Der Kläger und der Versicherer schlossen drei zivilrechtlich gesondert zu beurteilende Vergleiche mit jeweils entsprechender Abfindungserklärung. Jeder Vergleich betraf einen klar abgegrenzten und vom Gegenstand der anderen Vergleiche ausdrücklich ausgenommenen Zeitraum für die entgehenden Einnahmen.
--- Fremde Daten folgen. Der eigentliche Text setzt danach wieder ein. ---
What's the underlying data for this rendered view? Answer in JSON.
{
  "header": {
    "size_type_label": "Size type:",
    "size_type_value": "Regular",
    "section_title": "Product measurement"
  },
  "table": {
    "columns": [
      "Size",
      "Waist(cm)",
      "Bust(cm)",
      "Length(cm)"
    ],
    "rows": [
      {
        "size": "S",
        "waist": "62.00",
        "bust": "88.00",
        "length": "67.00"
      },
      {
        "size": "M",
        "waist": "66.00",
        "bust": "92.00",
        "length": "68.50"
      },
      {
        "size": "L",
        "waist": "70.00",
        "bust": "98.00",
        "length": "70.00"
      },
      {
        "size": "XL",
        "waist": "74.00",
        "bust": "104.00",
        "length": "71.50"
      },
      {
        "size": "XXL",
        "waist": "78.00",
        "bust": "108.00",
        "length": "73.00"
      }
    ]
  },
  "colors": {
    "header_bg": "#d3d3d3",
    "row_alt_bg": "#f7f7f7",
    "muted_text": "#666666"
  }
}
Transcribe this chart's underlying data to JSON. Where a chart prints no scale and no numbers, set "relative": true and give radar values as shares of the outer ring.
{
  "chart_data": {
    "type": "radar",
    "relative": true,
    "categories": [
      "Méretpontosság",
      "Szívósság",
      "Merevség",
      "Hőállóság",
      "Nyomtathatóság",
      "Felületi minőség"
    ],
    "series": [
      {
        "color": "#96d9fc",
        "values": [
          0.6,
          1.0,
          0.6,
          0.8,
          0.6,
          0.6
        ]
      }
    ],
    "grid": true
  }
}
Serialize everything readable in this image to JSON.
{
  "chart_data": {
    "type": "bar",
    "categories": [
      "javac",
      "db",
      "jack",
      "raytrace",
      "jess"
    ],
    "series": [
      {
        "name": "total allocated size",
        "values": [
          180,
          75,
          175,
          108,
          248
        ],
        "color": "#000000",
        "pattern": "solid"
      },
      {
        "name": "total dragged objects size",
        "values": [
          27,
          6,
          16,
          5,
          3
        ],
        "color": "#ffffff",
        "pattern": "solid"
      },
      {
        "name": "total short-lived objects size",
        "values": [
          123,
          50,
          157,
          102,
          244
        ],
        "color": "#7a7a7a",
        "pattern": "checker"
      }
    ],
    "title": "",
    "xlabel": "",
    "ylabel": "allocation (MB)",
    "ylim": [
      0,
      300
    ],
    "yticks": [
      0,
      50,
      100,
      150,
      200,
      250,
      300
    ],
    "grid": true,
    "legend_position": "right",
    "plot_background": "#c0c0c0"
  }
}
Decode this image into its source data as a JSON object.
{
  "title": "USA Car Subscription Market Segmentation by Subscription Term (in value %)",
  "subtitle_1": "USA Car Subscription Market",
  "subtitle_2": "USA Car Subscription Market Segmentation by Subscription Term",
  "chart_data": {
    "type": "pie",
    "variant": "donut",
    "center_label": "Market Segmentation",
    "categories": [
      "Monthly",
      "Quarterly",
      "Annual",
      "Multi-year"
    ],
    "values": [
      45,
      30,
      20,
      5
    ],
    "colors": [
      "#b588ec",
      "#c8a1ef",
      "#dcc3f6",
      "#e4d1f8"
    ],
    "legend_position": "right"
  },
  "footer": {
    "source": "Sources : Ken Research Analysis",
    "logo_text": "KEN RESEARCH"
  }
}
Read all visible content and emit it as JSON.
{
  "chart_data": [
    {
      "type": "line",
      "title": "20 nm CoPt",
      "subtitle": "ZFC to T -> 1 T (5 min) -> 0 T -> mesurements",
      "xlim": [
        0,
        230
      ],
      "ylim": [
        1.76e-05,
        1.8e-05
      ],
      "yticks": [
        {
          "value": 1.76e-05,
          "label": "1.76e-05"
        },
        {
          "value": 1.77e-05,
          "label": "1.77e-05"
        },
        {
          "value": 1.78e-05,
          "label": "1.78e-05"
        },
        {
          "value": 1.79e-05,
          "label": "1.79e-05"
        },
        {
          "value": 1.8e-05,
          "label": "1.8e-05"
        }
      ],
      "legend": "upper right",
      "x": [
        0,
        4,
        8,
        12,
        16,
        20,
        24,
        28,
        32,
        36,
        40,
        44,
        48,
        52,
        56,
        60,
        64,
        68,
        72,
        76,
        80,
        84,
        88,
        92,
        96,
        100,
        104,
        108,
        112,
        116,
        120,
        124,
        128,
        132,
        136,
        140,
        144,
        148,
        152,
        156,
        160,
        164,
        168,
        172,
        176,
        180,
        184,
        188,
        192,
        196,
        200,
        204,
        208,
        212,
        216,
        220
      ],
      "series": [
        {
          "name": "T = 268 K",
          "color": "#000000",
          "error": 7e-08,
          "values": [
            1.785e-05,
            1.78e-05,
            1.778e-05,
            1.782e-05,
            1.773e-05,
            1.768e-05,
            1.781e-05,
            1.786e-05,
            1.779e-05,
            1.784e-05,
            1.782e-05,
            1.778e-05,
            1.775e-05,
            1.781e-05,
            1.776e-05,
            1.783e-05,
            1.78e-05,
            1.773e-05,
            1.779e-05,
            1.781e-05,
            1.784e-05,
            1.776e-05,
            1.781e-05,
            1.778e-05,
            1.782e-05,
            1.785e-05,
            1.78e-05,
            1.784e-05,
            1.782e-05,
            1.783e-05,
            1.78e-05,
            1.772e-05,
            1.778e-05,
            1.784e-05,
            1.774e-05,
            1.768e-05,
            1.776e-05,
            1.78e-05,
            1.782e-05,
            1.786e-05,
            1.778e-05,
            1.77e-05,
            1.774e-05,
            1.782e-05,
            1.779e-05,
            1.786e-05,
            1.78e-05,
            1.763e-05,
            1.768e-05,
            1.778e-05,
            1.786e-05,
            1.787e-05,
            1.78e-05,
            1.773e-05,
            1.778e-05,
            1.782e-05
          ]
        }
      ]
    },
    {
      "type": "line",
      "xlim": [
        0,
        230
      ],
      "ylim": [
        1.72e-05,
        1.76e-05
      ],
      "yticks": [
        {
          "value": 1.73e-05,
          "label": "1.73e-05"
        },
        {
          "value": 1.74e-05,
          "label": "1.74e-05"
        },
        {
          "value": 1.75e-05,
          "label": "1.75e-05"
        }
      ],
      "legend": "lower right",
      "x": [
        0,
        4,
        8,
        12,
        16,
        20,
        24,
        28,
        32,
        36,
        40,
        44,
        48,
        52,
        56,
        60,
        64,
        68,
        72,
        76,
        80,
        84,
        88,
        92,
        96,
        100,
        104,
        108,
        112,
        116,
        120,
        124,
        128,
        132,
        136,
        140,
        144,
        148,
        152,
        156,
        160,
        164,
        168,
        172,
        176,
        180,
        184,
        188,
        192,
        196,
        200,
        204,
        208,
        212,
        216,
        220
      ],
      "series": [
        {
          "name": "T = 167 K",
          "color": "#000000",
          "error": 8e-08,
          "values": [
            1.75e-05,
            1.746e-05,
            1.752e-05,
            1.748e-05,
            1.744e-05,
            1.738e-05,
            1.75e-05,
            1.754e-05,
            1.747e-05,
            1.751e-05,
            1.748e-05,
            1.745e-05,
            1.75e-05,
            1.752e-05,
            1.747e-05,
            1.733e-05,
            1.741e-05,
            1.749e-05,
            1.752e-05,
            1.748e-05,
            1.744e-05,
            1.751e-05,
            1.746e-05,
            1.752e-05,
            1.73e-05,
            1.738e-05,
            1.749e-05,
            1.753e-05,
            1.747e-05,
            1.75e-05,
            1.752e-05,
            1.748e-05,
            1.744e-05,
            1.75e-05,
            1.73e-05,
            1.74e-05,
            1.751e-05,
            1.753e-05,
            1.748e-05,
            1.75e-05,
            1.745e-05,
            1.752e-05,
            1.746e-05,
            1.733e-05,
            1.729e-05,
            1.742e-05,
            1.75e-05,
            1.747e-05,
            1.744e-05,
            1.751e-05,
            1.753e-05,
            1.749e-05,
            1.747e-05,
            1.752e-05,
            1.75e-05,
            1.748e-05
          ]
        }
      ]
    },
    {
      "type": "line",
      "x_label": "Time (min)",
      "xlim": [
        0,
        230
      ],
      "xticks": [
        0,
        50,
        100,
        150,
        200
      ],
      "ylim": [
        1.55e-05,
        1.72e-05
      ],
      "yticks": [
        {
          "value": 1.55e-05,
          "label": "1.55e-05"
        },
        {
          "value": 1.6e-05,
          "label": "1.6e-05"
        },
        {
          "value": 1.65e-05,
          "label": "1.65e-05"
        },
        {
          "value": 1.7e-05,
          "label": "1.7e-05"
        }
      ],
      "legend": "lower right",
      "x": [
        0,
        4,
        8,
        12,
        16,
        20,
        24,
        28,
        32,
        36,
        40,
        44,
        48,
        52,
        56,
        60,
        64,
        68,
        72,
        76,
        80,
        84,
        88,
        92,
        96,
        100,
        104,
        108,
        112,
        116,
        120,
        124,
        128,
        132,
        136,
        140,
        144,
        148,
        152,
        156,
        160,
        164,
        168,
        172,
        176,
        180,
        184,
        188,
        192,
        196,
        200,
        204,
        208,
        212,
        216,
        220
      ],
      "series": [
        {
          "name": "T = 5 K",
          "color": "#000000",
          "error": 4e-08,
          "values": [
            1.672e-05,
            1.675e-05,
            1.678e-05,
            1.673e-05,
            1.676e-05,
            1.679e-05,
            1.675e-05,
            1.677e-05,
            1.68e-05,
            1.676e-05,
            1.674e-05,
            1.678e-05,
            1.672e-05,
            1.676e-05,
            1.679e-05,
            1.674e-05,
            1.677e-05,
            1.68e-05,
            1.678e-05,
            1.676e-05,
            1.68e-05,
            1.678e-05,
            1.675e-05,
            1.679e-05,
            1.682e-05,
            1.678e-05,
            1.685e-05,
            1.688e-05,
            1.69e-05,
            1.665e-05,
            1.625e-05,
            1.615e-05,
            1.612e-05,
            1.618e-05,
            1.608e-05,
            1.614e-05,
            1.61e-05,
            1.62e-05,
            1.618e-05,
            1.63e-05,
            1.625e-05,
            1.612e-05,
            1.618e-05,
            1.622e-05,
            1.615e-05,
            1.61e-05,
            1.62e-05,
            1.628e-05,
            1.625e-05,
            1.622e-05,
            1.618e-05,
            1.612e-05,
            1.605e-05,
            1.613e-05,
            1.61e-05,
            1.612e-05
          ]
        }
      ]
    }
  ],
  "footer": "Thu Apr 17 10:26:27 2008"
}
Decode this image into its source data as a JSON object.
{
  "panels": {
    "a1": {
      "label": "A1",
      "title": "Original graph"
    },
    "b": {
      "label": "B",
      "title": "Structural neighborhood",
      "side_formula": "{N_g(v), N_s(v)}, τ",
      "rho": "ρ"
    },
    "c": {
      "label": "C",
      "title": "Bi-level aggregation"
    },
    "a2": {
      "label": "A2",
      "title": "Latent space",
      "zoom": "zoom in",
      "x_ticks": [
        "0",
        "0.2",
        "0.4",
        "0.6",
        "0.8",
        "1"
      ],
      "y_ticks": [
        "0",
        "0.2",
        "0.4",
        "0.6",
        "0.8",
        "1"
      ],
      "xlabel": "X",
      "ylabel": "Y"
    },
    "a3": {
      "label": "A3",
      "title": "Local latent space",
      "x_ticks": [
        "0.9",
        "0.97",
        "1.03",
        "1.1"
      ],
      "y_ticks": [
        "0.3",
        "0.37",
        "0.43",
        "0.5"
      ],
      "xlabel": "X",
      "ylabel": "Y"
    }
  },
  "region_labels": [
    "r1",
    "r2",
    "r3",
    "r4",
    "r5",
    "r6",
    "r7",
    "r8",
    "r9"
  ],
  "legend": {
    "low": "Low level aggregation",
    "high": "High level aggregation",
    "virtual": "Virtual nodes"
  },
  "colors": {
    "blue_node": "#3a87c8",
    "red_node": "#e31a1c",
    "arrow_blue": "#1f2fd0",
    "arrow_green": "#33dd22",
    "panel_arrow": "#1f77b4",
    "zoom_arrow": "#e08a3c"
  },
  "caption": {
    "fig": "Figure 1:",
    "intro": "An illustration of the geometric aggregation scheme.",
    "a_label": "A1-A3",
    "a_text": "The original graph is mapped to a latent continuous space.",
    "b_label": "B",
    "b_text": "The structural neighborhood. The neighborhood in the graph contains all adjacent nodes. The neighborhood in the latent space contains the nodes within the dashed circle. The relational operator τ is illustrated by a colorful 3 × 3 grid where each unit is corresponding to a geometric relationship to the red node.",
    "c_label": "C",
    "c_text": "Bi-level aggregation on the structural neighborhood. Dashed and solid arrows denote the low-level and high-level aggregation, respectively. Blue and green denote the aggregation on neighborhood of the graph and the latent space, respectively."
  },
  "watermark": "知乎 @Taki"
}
So regelt der Vergleich vom 16. Januar 1995 nur den Verdienstausfall bis zum 31. Dezember 1994 und der Vergleich vom 18. November 1995 den Verdienstausfall bis zum 31. Dezember 1997. Der der streitgegenständlichen Abfindung zugrunde liegende Vergleich vom 24. September 1998 betraf ausschließlich den Verdienstausfall ab 1. Januar 1998. Der Grundsatz der Einheitlichkeit der Entschädigung (vgl. z.B. BFH-Urteil vom 21. März 1996 XI R 51/95, BFHE 180, 152, BStBl II 1996, 416) schließt im Streitfall die selbständige Vereinbarung mehrerer Entschädigungen nicht aus. Da auch ein steuerpflichtiger Arbeitnehmer im Laufe seines Berufslebens mehrmals eine jeweils tarifbegünstigte Abfindung für den Verlust seines Arbeitsplatzes erhalten kann, kann dies dem Kläger, der von dem Versicherer für die im Laufe seines gesamten künftigen Arbeitslebens auf Grund der Unfallfolgen entgehenden Einnahmen entschädigt wird, nicht versagt werden.